PHENOTYPIC CHARACTERISTICS OF HEREDITARY NON-POLYPOSIS COLORECTAL CANCER BY THE AMSTERDAM CRITERIA: AN ASIAN PERSPECTIVE

• Published in: ANZ journal of surgery Vol. 78; no. 7; pp. 556 - 560
• Main Authors: Chew, Min-Hoe, Koh, Poh-Koon, Ng, Kheng-Hong, Lim, Jit-Fong, Ho, Kok-Sun, Ooi, Boon-Swee, Tang, Choong-Leong, Eu, Kong-Weng
• Format: Journal Article
• Language: English
• Published: Melbourne, Australia Blackwell Publishing Asia 01.07.2008; Blackwell Publishing Ltd
• Subjects: Adult; Aged; Amsterdam criteria; Asian; Asian people; Colorectal cancer; Colorectal Neoplasms, Hereditary Nonpolyposis - diagnosis; Colorectal Neoplasms, Hereditary Nonpolyposis - ethnology; Colorectal Neoplasms, Hereditary Nonpolyposis - pathology; Epidemiology; Female; Genotype & phenotype; hereditary non-polyposis colorectal cancer; Humans; Male; Middle Aged; Risk factors; Singapore - epidemiology; Survival Analysis; Singapore
• ISSN: 1445-1433; 1445-2197
• DOI: 10.1111/j.1445-2197.2008.04570.x

Background:  Hereditary non‐polyposis colorectal cancer (HNPCC) is an autosomal disease with a 68–82% lifetime risk of colorectal cancer (CRC).
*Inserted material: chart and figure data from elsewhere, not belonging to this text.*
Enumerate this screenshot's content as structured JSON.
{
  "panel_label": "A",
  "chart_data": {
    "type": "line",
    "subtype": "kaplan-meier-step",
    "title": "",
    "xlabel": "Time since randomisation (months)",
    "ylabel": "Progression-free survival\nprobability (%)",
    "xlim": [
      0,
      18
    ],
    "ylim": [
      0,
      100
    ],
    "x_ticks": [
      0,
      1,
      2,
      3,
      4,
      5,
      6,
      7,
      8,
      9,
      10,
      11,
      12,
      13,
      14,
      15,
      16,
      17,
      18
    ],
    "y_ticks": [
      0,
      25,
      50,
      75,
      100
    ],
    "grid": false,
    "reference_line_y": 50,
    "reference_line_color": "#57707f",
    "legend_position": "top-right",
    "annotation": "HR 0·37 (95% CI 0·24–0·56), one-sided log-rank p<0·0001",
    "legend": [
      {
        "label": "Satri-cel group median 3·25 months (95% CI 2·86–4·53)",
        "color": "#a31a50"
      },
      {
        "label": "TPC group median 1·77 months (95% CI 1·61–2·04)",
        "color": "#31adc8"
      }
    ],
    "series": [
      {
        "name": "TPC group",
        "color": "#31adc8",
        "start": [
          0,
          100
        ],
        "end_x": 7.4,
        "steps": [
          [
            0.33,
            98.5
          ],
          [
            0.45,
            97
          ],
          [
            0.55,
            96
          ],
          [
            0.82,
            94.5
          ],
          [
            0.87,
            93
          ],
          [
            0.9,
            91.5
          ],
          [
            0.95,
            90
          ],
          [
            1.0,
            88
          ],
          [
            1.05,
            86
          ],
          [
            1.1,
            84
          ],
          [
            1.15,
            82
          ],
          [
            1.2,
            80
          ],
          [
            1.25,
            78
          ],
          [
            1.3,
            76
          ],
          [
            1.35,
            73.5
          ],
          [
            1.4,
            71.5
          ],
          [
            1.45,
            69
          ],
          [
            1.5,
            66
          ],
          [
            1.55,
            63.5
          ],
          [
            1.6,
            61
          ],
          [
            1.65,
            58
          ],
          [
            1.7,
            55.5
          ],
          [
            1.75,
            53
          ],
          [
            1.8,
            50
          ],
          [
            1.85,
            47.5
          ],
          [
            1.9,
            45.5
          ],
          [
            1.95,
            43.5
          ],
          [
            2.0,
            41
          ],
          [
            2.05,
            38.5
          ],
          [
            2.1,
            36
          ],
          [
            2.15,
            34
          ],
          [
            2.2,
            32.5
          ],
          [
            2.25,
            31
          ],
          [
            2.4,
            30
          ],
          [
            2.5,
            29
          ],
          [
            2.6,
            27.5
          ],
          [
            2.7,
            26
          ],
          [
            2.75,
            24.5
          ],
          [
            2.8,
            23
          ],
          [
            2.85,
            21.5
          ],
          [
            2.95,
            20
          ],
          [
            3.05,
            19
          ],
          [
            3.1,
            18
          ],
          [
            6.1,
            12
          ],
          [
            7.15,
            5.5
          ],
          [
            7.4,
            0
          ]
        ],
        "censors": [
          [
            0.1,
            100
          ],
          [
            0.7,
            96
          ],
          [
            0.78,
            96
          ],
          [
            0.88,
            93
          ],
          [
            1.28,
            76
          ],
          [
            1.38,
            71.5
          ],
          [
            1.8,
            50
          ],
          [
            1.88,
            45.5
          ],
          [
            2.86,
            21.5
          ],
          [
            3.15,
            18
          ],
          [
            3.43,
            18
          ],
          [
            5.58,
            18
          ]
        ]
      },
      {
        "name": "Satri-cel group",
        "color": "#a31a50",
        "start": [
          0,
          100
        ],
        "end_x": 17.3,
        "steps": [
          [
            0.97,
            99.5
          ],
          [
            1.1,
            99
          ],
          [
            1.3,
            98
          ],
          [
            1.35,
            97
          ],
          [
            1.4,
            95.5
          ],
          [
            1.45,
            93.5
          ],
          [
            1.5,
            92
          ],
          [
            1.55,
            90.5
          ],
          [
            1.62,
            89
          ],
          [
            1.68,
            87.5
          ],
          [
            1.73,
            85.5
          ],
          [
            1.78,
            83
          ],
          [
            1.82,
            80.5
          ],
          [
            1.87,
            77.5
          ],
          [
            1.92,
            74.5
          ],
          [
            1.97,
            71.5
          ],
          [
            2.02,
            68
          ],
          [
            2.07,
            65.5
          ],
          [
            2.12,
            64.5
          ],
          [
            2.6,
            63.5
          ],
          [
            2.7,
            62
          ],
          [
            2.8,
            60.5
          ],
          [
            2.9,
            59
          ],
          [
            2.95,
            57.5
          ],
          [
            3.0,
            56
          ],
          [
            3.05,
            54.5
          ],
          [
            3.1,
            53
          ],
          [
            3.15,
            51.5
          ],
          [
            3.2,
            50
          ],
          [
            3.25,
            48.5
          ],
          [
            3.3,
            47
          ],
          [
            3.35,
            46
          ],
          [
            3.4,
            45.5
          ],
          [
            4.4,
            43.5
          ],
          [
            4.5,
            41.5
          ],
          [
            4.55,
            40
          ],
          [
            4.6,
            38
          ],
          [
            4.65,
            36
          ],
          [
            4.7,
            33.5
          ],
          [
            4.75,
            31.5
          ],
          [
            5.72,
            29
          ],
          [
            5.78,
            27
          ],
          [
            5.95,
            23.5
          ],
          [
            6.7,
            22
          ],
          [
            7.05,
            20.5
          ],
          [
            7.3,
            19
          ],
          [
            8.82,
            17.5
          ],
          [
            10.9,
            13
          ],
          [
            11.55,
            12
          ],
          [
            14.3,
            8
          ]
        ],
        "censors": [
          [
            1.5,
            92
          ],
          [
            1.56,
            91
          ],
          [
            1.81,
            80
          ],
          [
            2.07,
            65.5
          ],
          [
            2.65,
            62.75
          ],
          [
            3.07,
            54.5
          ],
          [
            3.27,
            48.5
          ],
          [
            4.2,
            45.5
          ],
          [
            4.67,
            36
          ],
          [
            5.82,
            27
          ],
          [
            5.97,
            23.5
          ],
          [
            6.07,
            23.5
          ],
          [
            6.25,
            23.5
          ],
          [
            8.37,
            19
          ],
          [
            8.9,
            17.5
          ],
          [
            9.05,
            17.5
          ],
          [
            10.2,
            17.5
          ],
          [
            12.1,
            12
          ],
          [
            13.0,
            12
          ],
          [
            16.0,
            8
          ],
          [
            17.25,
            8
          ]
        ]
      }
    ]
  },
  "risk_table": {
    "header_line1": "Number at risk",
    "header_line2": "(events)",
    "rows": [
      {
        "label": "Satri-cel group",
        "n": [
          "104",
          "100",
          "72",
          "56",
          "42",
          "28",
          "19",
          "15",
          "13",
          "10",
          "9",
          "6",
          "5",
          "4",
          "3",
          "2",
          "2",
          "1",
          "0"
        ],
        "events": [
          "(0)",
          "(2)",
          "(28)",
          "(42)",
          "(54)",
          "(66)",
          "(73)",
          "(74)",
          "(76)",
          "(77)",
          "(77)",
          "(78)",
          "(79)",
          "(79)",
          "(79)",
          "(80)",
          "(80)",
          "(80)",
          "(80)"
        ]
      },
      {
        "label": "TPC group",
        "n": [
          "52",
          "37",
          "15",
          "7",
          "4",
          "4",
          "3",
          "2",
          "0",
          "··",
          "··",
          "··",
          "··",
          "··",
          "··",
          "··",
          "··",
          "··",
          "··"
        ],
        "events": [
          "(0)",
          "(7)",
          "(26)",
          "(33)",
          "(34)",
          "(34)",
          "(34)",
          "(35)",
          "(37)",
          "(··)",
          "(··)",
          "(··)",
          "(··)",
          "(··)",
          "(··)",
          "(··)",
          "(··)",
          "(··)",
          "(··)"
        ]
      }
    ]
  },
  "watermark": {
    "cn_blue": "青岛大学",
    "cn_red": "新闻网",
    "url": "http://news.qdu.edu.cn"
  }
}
This study examined the phenotypic characteristics of CRC in Amsterdam criteria‐positive Asian patients from the Singapore Polyposis Registry. Methods:  Hereditary non‐polyposis CRC patients, defined by the Amsterdam I and II criteria, prospectively monitored in the Singapore Polyposis Registry over a 16‐year period were reviewed. Clinical data were obtained from a computerized database and parameters, such as age of diagnosis, type and location of CRC, other associated cancers in the pedigree, cancer recurrence and survival were analysed. Results:  Fifty‐two patients (31 men and 21 women) from 42 unrelated families, with a median age of 44.5 years (range 27–73 years), fulfilled either Amsterdam I or II criteria and were included in our analysis. The racial distribution was 91% (n = 47) Chinese and 9% (n = 5) Malays, with a median follow up of 44.9 months (range 2–183 months). Significantly, 69% of tumours in this Amsterdam‐defined cohort were left sided, with most being sigmoid cancers. Sixty per cent of all the tumours presented at a late stage (Dukes’ C or D). Left‐sided tumours presented with more advanced Dukes’ stage (P = 0.096) and a higher rate of metastatic disease (P = 0.08) compared with right‐sided lesions. There were, however, no significant differences in either disease‐free or overall survival between right‐sided and left‐sided tumours. Conclusion:  This study emphasized the significant left‐sided predominance of CRC in Amsterdam I and II‐defined patients from our predominantly Chinese population, in contrast to those classically described in Lynch syndrome. Amsterdam criteria thus may not be suitable for diagnosing HNPCC in Asian populations and a greater emphasis should be made towards routine molecular diagnosis of mismatch repair gene defects in suspected HNPCC patients of Asian decent.